American's small businesses are struggling to stay afloat. Over 61 percent of them report that they face constant financial challenges.
Despite those challenges, these businesses employ 58 million people nationwide. That's almost half of the country's private sector employees.
For this reason, the government has made several efforts to protect these businesses. And one of the government's solutions is the Disadvantaged Business Enterprise Program.
So what does this program have to do with your business?
Section 49 CFR Part 26 has a direct impact on your business.
How so? Continue reading to find out what the key impact of this section is and how you can remain compliant.
Let's first start by defining what exactly a DBE is. Understanding this terminology is key to understanding 49 CFR Part 26's mandate.
A disadvantaged business enterprise is a small business that is owned and operated by members of an economically and socially disadvantaged group.

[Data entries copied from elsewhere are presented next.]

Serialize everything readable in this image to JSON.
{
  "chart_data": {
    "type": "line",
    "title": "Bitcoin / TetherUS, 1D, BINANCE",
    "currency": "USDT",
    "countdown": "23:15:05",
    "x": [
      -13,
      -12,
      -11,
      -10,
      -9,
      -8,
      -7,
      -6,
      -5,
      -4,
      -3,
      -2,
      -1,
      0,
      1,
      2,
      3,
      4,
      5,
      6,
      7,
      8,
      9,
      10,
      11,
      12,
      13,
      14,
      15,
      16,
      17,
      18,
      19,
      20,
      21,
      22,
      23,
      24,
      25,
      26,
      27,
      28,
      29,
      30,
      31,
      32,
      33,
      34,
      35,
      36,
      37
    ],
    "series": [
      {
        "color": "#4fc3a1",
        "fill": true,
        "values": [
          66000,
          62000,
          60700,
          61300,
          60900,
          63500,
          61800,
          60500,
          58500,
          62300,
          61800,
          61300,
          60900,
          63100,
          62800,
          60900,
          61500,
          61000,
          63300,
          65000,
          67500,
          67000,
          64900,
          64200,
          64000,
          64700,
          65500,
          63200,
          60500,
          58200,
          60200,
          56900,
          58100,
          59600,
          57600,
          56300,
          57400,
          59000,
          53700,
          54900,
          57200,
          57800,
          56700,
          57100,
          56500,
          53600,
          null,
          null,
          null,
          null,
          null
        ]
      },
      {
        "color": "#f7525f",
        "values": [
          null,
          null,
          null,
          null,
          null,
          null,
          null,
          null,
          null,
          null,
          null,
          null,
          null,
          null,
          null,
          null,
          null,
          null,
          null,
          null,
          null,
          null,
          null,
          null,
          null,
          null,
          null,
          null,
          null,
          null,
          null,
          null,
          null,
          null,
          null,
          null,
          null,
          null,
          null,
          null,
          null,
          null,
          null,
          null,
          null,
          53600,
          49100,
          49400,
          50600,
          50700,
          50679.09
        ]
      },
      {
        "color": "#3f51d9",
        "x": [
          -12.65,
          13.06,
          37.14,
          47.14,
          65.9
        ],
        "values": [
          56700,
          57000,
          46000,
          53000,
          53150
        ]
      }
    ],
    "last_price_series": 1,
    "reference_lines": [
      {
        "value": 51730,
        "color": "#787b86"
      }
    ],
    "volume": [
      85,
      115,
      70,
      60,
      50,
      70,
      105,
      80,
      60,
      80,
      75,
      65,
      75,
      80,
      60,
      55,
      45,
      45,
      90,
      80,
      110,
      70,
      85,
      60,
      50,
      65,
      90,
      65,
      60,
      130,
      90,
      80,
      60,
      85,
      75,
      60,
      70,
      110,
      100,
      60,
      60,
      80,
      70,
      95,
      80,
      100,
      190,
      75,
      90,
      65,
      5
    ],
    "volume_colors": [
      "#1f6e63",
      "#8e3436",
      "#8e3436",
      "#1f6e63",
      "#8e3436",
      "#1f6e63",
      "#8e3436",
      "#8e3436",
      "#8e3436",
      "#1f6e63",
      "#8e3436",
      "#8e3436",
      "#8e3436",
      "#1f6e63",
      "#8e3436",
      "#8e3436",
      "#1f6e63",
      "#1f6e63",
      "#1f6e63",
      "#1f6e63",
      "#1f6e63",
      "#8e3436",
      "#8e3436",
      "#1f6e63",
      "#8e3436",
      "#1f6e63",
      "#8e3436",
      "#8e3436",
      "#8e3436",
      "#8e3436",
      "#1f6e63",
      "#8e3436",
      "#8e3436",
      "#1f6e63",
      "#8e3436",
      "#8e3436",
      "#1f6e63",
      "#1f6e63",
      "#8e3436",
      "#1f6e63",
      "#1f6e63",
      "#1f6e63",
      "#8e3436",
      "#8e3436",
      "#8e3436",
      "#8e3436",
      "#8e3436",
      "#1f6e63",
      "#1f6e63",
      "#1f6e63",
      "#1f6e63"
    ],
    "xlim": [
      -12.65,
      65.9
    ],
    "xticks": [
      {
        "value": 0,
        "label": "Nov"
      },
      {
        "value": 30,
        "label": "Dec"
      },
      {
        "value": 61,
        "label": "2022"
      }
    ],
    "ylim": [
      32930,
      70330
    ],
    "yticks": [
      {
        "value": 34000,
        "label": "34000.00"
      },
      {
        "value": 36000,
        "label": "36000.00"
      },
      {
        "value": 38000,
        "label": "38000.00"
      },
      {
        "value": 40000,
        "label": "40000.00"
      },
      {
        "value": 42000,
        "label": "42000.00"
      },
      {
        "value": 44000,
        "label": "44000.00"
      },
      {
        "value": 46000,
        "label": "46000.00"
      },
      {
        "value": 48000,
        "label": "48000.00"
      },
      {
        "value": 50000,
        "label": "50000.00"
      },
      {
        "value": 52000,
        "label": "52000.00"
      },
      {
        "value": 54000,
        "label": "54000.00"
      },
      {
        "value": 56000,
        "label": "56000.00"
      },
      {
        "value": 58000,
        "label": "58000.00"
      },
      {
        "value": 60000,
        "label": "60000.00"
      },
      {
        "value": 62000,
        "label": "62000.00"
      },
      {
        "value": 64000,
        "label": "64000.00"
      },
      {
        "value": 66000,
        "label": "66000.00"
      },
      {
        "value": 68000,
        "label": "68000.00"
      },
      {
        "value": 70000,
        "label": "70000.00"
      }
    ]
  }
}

And pay attention to the wording used here. A "small" business has to meet the Small Business' Administration's size criteria. Not only that, but its annual gross receipts can't exceed $23.98 million.
In order to be "economically disadvantaged," a business owner's net worth must not exceed $1.32 million.
For more information about DBEs and DBE programs, take a look at this free resource.
Now that we've established what a DBE is, we'll talk about what 49 CFR Part 26 mandates. It has two primary restrictions.
The first restriction forbids discrimination in connection with the award of contracts. The restriction's protected classes include race, sex, color, and national origin.
So any company that excludes any person from participating in a contract because of that person's status as a member of a protected class is in violation of this restriction.
The second restriction directly addresses the structure of a DBE program. According to this restriction, no one can administer a DBE program in a way that undermine's the program's objectives.
In other words, no one should attempt to circumvent the first restriction.
The primary objective of these DBE regulations is to curtail discrimination in the award of DOT-assisted contracts. Which leads us to its second objective:
To level the playing field.
America is, after all, perceived as the land of opportunity. But not everyone has equal access to that opportunity.
And here's yet another one of its objectives:
To prevent the widespread abuse of DBE programs.
According to 49 CFR Part 26.1, only firms that meet the eligibility requirements are allowed to become certified DBEs. This particular clause is relevant to both businesses that want to become DBEs and businesses that structure DBE programs.
So here's a word of caution to any company that wants to structure a DBE program:
Carefully vet the companies you allow to participate in your program. If you fail to do so, you risk violating this rule.
In truth, section 49 CFR Part 26 is much more complex. But we've laid out the meatiest parts of it here, so you should now have a better understanding of how it affects your DBE program management.